Este volumen de las memorias de Hans Küng es el segundo de una proyectada trilogía y cubre el período que va de 1968 a 1980. Ya en su novena década de vida, el autor sigue proponiéndose añadir el tercero. Estamos ante la historia de un teólogo increíblemente vitalista y admirado, que ha difundido y analizado el mensaje cristiano a través de un programa increíblemente denso de publicaciones y conferencias impartidas en salas atestadas por todos los rincones del mundo. Raramente hay tiempo, ya sea en la vida del autor o en este libro, para la relajación o las visitas turísticas a lugares de interés en el curso de sus giras mundiales: tan solo un vistazo rápido a la Gran Muralla en China o unas breves e idílicas vacaciones (aunque se llevó su portátil) en una isla cercana a Nueva Zelanda. Aun sus esparcimientos habituales de nadar, esquiar y, si es posible, bucear, son tensos y, significativamente, solitarios. La verdadera emoción que se desprende del relato del autor, lo que lo hace apasionante, radica en la lucha épica de un inflexible teólogo cristiano contra la fuerza, el poder y la majestuosidad de la misma Iglesia católica romana a la que ha dedicado todas sus energías. Aquí aparece presentada como la historia de una lealtad valerosa e inquebrantable a los principios cristianos de una Iglesia que no respeta sus propios principios de justicia.
La lucha se divide en tres etapas. En primer lugar, está la lucha para reformar diversas prácticas católicas romanas. Las principales son la disciplina del celibato sacerdotal, la prohibición de los métodos anticonceptivos artificiales, el papel de las mujeres en el ministerio y el sistema centralizado de nombramiento de obispos y otras dignidades eclesiásticas. Küng piensa que se trata de decisiones injustificadas sin aval en los documentos normativos del cristianismo. En su opinión, por debajo de todos ellos se encuentra el afán de dominio y de control absoluto característicos de una camarilla intimidatoria de altos cargos sedientos de poder en el Vaticano. Esta conducta muestra la victoria de esta camarilla de funcionarios sobre la directriz básica del Concilio Vaticano II de abrir las ventanas de la Iglesia para dejar entrar aire fresco. Fue presagiada incluso por la nota praevia agregada por Pablo VI a la Constitución sobre la Iglesia, concebida para frustrar la descentralización de poder inherente a toda la estructura de la Constitución.

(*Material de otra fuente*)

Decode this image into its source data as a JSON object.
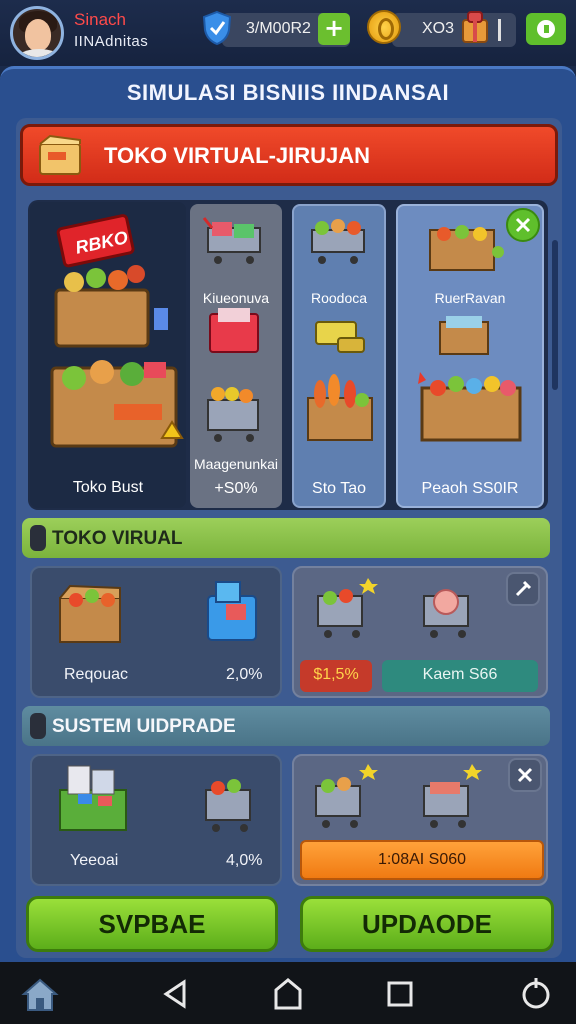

En la segunda etapa la atención se concentra en la doctrina de la infalibilidad papal, puesta en entredicho por el libro ¿Infalible?, publicado provocadoramente en el centenario de la definición de la infalibilidad papal, esto es, el 18 de julio de 1970. Las investigaciones de Küng lo han convencido de que la verdadera doctrina de la orientación de la Iglesia es la indefectibilidad y no la infalibilidad proposicional. La Iglesia puede cometer y ha cometido infinidad de errores. ¡El propio Pedro constituye el principal ejemplo! La idea de la infalibilidad papal fue propuesta por primera vez, mantiene Küng, a finales del siglo XIII; luego fue rechazada por el papa de entonces, Juan XXII, sobre la base de que no habría podido anular las decisiones de sus predecesores. La definición de infalibilidad papal se abordó precipitadamente por la amenaza inminente de la guerra franco-prusiana en los últimos días críticos del Vaticano I, y fue rechazada en aquel momento por teólogos tan destacados como Döllinger. Para avivar aún más el debate, Küng sugiere irresponsablemente que se ha invocado en temas como el celibato sacerdotal y la ordenación de mujeres sacerdotes. Ni las Memorias ni esta recensión son lugares para una discusión seria de los temas implicados, pero un punto de partida útil para avanzar podría haber sido la propuesta del cardenal Kasper, citada por Küng en términos aprobatorios: que la infalibilidad debería entenderse dinámica y no estáticamente.
El primer tiro disparado en el curso de las larguísimas indagaciones romanas sobre el libro se produjo casi un año después. Küng fue llamado a Roma para ofrecer «clarificaciones» horas antes de que emprendiera una gira mundial de seis meses. Un impedimento mucho mayor para una resolución, sin embargo, fue la petición más que razonable de Küng de que la investigación se desarrollara de acuerdo con los cánones de la justicia moderna, que él pudiera ver su informe completo y que pudiera elegir a sus defensores. Su exposición de la demanda de Roma contra él está llena de quejas, algunas justificadas, y otras absolutamente injustificadas, de secretismo e intimidación. No llegó a alcanzarse ninguna resolución, pero fue advertido enérgicamente de que no siguiera escribiendo sobre el tema de la infalibilidad. Se trataba de una tregua precaria.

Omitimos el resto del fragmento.